Question 1: if I draw an $x$ number of balls (w/o replacement), what is the probability to get at least one ball of each color?
Question 2: if I draw an $x$ number of balls (w/o replacement), what is the probability to get at least one red, one yellow and one black ball?
Question 3: How many balls should I draw to expect to get at least four different colors (I am not sure whether this last question will require confidence intervals to be answered??)
Many thanks in advance
Best Answer
We answer the first question. The same idea deals with the second, but with less work.

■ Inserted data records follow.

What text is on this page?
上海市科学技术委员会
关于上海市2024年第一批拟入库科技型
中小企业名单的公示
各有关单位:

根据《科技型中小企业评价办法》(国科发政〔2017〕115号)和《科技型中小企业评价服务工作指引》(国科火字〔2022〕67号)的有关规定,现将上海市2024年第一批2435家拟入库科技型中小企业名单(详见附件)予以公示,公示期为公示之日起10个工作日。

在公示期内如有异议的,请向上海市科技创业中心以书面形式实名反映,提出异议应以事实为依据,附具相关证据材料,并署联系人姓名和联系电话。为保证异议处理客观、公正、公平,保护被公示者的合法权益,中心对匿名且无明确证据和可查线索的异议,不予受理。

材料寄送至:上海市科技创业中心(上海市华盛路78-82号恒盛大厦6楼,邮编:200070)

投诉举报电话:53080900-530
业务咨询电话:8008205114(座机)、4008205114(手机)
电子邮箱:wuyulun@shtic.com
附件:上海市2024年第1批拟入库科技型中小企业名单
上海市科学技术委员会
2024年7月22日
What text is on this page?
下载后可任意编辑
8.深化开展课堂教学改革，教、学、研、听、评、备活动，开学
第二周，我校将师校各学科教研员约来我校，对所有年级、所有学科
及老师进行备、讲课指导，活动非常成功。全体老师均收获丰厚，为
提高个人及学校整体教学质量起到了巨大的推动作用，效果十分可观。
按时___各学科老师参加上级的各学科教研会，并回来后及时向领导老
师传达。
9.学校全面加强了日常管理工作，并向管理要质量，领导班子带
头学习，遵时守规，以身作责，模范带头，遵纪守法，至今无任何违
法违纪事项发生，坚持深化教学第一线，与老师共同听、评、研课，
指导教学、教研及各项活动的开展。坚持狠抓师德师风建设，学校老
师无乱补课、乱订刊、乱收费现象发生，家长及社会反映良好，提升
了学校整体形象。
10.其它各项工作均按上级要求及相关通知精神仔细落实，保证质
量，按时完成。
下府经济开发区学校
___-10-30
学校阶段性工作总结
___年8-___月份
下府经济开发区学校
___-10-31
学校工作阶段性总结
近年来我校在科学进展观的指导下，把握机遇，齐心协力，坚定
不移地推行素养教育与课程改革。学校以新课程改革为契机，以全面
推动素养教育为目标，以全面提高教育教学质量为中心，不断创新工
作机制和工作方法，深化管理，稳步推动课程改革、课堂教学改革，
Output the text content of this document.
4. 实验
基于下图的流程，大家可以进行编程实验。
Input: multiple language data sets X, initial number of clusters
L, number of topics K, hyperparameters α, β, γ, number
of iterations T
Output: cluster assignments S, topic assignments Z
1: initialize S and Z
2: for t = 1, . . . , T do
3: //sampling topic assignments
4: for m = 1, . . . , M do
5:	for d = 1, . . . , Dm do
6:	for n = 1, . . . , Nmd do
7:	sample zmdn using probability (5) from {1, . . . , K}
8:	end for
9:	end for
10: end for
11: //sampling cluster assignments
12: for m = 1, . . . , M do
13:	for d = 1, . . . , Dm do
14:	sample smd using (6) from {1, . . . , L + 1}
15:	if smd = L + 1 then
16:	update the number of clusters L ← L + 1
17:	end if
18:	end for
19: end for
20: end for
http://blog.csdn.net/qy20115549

We stick with $5$ colours, Say there are $a$, $b$, $c$, $d$, $e$ of the various colours, which for convenience we call $a,b,\dots$. Let $n=a+b+c+d+e$. There are $\binom{n}{x}$ ways to draw $x$ items, all equally likely.
We count the bad draws, the ones that are missing one or more of the colours. To get the desired probability, we subtract the number of bads from total, then divide by total.
The idea we will use is called the Principle of Inclusion/Exclusion. Some North American texts call it PIE.
There are $\binom{n-a}{x}$, $\binom{n-b}{x}$, and so on ways to choose $x$ items while leaving out items coloured $a$, $b$, and so on.
Add up these numbers. That does not give us a correct count of the bads, since we have counted twice the choices that miss, for example, colours $a$ and $b$.
So subtract the sum $\binom{n-a-b}{x}+\binom{n-a-c}{x}+\cdots$, $10$ terms in all.
We have subtracted too much, for we have subtracted twice the choices that, for example, miss colours $a$ and $b$ and $c$.
So add back $\binom{n-a-b-c}{x}$, plus $9$ other terms of that shape.
We have added back too much, for we have added back too many times choices like missing all of colours $a$, $b$, $c$, $d$. So subtract $\binom{n-a-b-c-d}{x}$, together with the other $4$ terms of that shape.
If $a=b=\cdots=e$, as in your example, the expression is quite a bit less messy.
We count the bads in that case. Then $n$ is, say $5k$. The first sum was $\binom{5}{1}\binom{4k}{x}$, we subtract $\binom{5}{2}\binom{3k}{x}$, add back $\binom{5}{3}\binom{2k}{x}$, and finally subtract $\binom{5}{4}\binom{k}{x}$.
Note that we define $\binom{p}{q}$ to be $0$ if $p\lt q$. That makes the expressions formally correct in all cases.
There is straightforward generalization beyond $5$ colours. Typically, the terms in the Inclusion/Exclusion become after a while negligible compared to the lead terms, so by truncating suitably we may be able to get a not too hard to compute adequate estimate.